Подала номер Оксаны. Соединили только через час. Такой знакомый, такой родной голос милой подруги.
— Оксана, я не знаю, что мне делать! — и тут же сорвалась в рыдания. Даже слова не могла сказать. Только всхлипы, всхлипы, будто душа трещала.
— Кто умер?! — заорала Оксана в трубку, перепугавшись. — Что случилось? Зайка, не молчи!
Зарина собрала силы, дрожащими губами, временами сбиваясь на плач, все ей рассказала.
Каждое слово давалось с болью.
— Только Андрею пока не говори… пожалуйста, — шептала она. — Дров наломает. Сама знаю… Мы с тобой сами справимся. Как-нибудь. Оксанка… Как? Что делать? Паспорта нет.
— Не реви! — скомандовала Оксана. — Завтра позвони в это же время.
Зарина утерла слезы, кивнула, будто подруга могла видеть.
Выход Оксана придумала быстро, почти на бегу, будто спасала утопающую.
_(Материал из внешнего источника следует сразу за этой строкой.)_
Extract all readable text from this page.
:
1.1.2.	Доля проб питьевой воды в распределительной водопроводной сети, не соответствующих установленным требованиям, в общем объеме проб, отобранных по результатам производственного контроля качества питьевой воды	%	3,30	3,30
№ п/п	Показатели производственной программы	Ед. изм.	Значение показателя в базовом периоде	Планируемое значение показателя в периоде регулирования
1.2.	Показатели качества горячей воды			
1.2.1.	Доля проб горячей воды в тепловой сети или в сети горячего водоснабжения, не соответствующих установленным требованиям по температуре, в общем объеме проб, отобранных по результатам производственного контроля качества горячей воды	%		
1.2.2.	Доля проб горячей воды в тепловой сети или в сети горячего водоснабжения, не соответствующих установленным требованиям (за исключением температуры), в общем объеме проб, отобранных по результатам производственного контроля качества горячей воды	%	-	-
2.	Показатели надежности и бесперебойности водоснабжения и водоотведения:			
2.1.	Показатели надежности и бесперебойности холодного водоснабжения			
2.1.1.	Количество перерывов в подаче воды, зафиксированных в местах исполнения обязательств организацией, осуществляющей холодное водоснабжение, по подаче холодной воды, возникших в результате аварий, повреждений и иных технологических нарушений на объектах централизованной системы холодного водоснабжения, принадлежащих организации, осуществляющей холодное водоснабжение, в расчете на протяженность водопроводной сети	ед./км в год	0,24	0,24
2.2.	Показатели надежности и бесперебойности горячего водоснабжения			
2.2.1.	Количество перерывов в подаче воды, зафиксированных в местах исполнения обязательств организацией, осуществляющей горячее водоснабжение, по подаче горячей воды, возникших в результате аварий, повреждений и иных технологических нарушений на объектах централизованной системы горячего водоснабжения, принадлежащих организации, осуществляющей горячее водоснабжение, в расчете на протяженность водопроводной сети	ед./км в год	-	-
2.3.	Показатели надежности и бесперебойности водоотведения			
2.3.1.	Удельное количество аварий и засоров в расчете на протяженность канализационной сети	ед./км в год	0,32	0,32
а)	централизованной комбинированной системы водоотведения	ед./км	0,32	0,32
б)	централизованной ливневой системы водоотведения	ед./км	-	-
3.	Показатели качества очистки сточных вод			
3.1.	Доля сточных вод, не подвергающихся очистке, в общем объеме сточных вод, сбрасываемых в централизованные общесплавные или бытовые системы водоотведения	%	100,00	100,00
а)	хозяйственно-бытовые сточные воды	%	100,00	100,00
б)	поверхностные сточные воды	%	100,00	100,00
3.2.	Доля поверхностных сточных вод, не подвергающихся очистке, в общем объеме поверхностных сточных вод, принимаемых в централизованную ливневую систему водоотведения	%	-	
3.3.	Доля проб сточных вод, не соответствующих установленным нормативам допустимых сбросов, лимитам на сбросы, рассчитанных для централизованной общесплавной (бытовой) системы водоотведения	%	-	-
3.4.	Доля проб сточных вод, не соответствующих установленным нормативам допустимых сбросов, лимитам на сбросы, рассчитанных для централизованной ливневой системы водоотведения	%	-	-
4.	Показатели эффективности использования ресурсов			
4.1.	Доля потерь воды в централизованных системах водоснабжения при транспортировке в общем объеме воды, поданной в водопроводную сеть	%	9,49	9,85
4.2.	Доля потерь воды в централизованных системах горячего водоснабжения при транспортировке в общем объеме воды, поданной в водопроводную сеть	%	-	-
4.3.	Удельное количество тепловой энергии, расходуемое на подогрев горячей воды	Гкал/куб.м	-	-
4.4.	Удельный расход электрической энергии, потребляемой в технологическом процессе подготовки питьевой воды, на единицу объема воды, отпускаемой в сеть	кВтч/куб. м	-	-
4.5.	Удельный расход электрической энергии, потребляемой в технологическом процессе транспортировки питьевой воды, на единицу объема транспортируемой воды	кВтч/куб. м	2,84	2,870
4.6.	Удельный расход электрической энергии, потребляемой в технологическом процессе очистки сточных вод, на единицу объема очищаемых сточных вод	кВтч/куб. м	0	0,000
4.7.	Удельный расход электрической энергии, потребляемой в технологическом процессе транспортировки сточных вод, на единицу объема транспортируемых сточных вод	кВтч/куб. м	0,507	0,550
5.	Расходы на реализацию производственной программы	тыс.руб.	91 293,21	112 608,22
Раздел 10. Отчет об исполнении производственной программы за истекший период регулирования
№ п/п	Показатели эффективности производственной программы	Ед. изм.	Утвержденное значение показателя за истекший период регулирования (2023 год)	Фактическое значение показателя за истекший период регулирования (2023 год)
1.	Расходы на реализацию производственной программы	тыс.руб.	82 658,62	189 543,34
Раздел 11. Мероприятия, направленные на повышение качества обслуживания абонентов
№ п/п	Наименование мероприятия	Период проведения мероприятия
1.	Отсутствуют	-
Ни минуты не сомневаясь, она тут же ринулась к двоюродной сестре Анжелике. У той папа был дагестанцем, лицо восточное, смуглое — что-то общее с Зариной действительно угадывалось. А фотографии в паспортах… ну кто их отличит? Там все будто на похороны собрались — лица серые, безжизненные, не похожи ни на себя, ни на кого.
Оксана и Анжелика долго всматривались в фото Заринки, переводя глаза на фото Анжелки в паспорте. В конце концов Оксана махнула рукой:
— Прокатит. Сто процентов.
С паспортом Анжелики и деньгами на билет была только одна проблема — доставить его в Осетию. Через почту опасно и долго. И Оксана договорилась со знакомой стюардессой, которая летела нужным рейсом. Все сделали тихо, быстро, без суеты.
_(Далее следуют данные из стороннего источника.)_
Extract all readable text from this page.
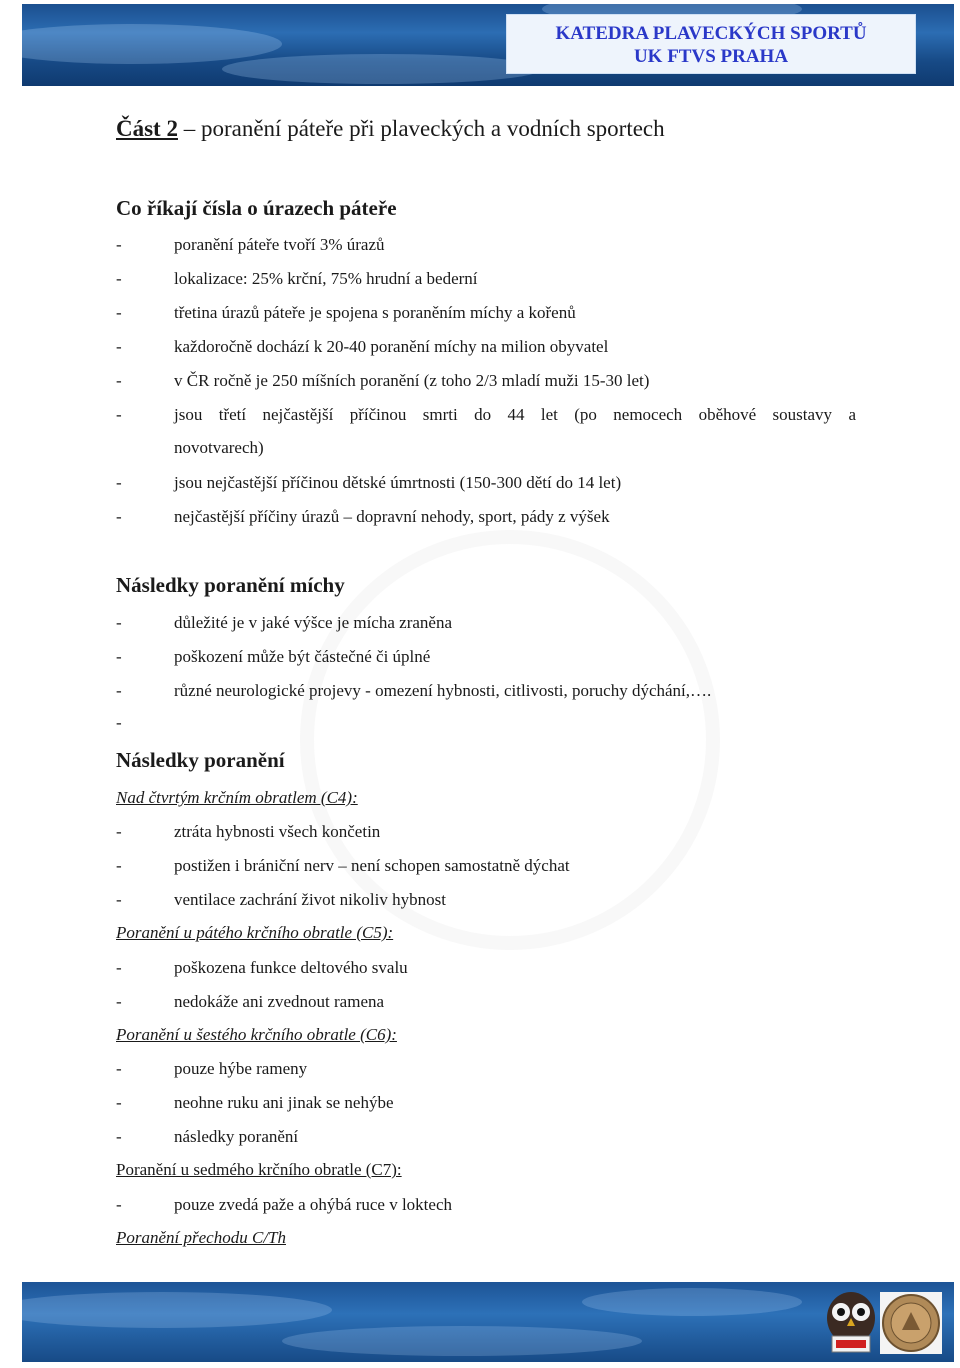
KATEDRA PLAVECKÝCH SPORTŮ
UK FTVS PRAHA
Část 2 – poranění páteře při plaveckých a vodních sportech
Co říkají čísla o úrazech páteře
-	poranění páteře tvoří 3% úrazů
-	lokalizace: 25% krční, 75% hrudní a bederní
-	třetina úrazů páteře je spojena s poraněním míchy a kořenů
-	každoročně dochází k 20-40 poranění míchy na milion obyvatel
-	v ČR ročně je 250 míšních poranění (z toho 2/3 mladí muži 15-30 let)
-	jsou třetí nejčastější příčinou smrti do 44 let (po nemocech oběhové soustavy a
novotvarech)
-	jsou nejčastější příčinou dětské úmrtnosti (150-300 dětí do 14 let)
-	nejčastější příčiny úrazů – dopravní nehody, sport, pády z výšek
Následky poranění míchy
-	důležité je v jaké výšce je mícha zraněna
-	poškození může být částečné či úplné
-	různé neurologické projevy - omezení hybnosti, citlivosti, poruchy dýchání,….
-
Následky poranění
Nad čtvrtým krčním obratlem (C4):
-	ztráta hybnosti všech končetin
-	postižen i brániční nerv – není schopen samostatně dýchat
-	ventilace zachrání život nikoliv hybnost
Poranění u pátého krčního obratle (C5):
-	poškozena funkce deltového svalu
-	nedokáže ani zvednout ramena
Poranění u šestého krčního obratle (C6):
-	pouze hýbe rameny
-	neohne ruku ani jinak se nehýbe
-	následky poranění
Poranění u sedmého krčního obratle (C7):
-	pouze zvedá paže a ohýbá ruce v loktech
Poranění přechodu C/Th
То, как Зарина вырвалась в аэропорт, — отдельная история. Пришлось придумать, что подруга прислала ей вещи, очень нужные, срочные — и их надо забрать. Отец буркнул что-то недовольное, но не усмотрел подвоха. Зарина едва держалась на ногах — страх и надежда в ней дрались пополам.
Получив паспорт и деньги, Зарина, едва не дрожа, купила билет сразу же, на этот же рейс. Она чувствовала, что любое промедление — и ее поймают, вернут, уже никогда не выпустят.
Сидела в зале ожидания, стискивая руками уголок сумочки — удалось взять только ее. Остальные вещи остались дома, но о них Зарина даже не думала.
До последнего оглядывалась — не идет ли отец, прислушивалась — не назвали ли по громкой связи ее имя.
…Отец хватился дочери лишь вечером.
— Где она? Куда делась?
Мать стояла у печки, руки у нее дрожали, но лицо она держала каменным. Сулико еще днем поняла — дочка сбежала. И горько, и страшно, и… правильно. Но мужу решила ничего не говорить, чтобы не отправил погоню.
Медленно вытерла руки о фартук и сказала:
— Не знаю… не вернулась. Может, до сих пор у соседки сидит.
Сердце у Сулико билось так громко, что казалось — сейчас услышат. Но она молчала, потому что знала: другого выхода у Зарины не было. Не станет подруга слать письма каждую неделю. Любовь у ее дочери.
Но отец все же сорвался с места и выскочил из дома. Хотел бежать за ней — за беглянкой. Но куда? На вокзал? В аэропорт?
Он сделал несколько шагов и застыл. Ехать за дочкой в Омск? Везти ее сюда? А смысл? Завтра весь аул узнает, что Зарина сбежала. Кому она нужна — такая, что сорвалась обманом? Порченая.
Перед глазами всплыло лицо Алихана — тот поджал губы, еле вымолвил:
— Заур хочет твою дочь. Хоть ты тресни — увидел и теперь зудит мне день и ночь. Отговорить не могу. Самостоятельная она у тебя больно… ученая… Зачем такая жена? Но втемяшил себе в голову — только ее.
Отец вернулся в дом медленно, будто ноги налились свинцом. Мать поднялась ему навстречу — глаза красные, испуганные.
Он отвернулся, чтобы не видеть этого страха в ее взгляде, и глухо, почти чужим голосом сказал:
— Все! Нет у нас дочки. Порченая она… Раз убежала из дома — все понятно. Слышать о ней не хочу. Ничего и никогда. Поняла меня, Сулико? Узнаю, что общаешься, — за ней поедешь.
Он поставил точку резко, почти с облегчением, будто сбросил тяжесть.
— Опозорила. И нас, и себя. Дрянь…
Мать тихо выдохнула, будто ее ударили в грудь, но спорить не стала — знала, сейчас любое слово сорвет его на крик или на побои, а он никогда не позволял себе ни того, ни другого. Она выдержала, чтобы ее муж не упал лицом в грязь в ее глазах.